Anyway, Hamilton started out working in an insurance office, (Get this. It was called: "The Amicable Society for Perpetual Assurance." That rules so hard.) but he grew restless and started writing. He got some stuff published and wouldn't ya know it...the ol' boy got some fans. Lord Byron. Wordsworth. Keats. (You know. The gang.) The problem was...critics kept saying J. Ham was a bit of a hack. ("Despite the fact that Reynolds had a habit of imitating either Lord Byron or William Wordsworth and many critics noted this lack of originality...")

So always the bridesmaid, never the bride. You get the idea. It's kind of a tough crowd to hang around with. Poor guy never had a chance.

Yadda yadda yadda, he did a
bunch of stuff in his life. He became a lawyer. Got married. Wrote an opera. Was an Editor at London Magazine. Published some books of poetry. And died a bankrupt alcoholic. And the final indignity...here's his tombstone on the Isle of Wight:



If you can't make out that inscription:

IN MEMORY OF JOHN HAMILTON REYNOLDS
who died
November 15th 1852
Aged 58 Years.
THE FRIEND OF KEATS


Their caps, not mine. Talk about kicking a guy when he's down. Damn. Dude couldn't even get his own tombstone without the mention of you-know-who.

It's cool, baby. You may not have been the better writer but you were definitely hotter and really...that's all that matters.

Monday, November 1, 2010

French Toast

According to the biography Madame de Pompadour: Mistress of France by Christine Pevitt Algrant Louis XV was supposedly the "handsomest man in France." She then cited this painting of the ol' boy...

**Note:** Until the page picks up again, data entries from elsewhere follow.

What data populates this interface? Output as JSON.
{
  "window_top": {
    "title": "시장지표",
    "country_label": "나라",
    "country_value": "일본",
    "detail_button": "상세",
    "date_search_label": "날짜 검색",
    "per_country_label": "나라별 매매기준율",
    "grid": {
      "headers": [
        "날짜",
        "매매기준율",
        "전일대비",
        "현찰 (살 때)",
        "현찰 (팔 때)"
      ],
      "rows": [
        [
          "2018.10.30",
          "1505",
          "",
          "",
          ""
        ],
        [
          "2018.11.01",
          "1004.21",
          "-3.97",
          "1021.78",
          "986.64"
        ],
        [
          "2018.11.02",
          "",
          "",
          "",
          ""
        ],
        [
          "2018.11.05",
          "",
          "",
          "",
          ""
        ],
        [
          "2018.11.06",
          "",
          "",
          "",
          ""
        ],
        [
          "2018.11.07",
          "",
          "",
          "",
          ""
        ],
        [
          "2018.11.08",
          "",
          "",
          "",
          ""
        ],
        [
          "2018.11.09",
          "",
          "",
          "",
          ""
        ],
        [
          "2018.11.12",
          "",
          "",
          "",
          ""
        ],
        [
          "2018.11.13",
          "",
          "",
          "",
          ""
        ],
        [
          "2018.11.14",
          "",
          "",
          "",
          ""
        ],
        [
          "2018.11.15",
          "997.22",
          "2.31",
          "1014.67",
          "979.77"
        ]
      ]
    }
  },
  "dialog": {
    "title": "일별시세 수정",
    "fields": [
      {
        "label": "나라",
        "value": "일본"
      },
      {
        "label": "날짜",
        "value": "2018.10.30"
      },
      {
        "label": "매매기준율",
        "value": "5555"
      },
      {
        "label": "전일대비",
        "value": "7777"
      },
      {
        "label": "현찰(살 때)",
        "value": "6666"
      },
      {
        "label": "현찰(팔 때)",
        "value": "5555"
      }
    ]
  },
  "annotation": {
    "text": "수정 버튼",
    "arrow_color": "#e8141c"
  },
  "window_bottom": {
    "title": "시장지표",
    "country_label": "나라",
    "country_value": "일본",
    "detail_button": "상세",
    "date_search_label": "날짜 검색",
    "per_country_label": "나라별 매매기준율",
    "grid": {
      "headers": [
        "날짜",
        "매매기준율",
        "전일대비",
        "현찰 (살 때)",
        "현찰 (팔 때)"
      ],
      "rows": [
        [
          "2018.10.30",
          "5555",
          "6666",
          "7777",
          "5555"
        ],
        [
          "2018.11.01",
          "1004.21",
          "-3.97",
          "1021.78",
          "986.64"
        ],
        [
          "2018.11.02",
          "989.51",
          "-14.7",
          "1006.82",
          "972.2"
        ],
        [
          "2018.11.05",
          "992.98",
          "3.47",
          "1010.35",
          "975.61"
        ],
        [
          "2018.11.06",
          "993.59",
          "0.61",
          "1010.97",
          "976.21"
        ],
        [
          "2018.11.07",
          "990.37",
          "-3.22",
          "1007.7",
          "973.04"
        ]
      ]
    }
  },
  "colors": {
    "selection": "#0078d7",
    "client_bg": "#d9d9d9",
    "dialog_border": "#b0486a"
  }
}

Hm. Not too shabby. Something about those French-y eyes. That Gallic nose. And is that a dimple I see? Okay. Sure. I'll take it. I'm a sucker for brown eyes. AND powdered wigs!

Sunday, October 31, 2010

Hot Speed

Came across a book about ol' Abe Lincoln today called Team of Rivals: The Political Genius of Abraham Lincoln. Guess what? His BFF Joshua Fry Speed...is...well...see for yourself...


Yup. Historical hot guy.

Dreamy eyes...and a bottom lip I'd sell my soul for...

There are rumors that he and the Prez were more than friends...ahem. But...definitive proof has yet to be uncovered. (Well, duh.)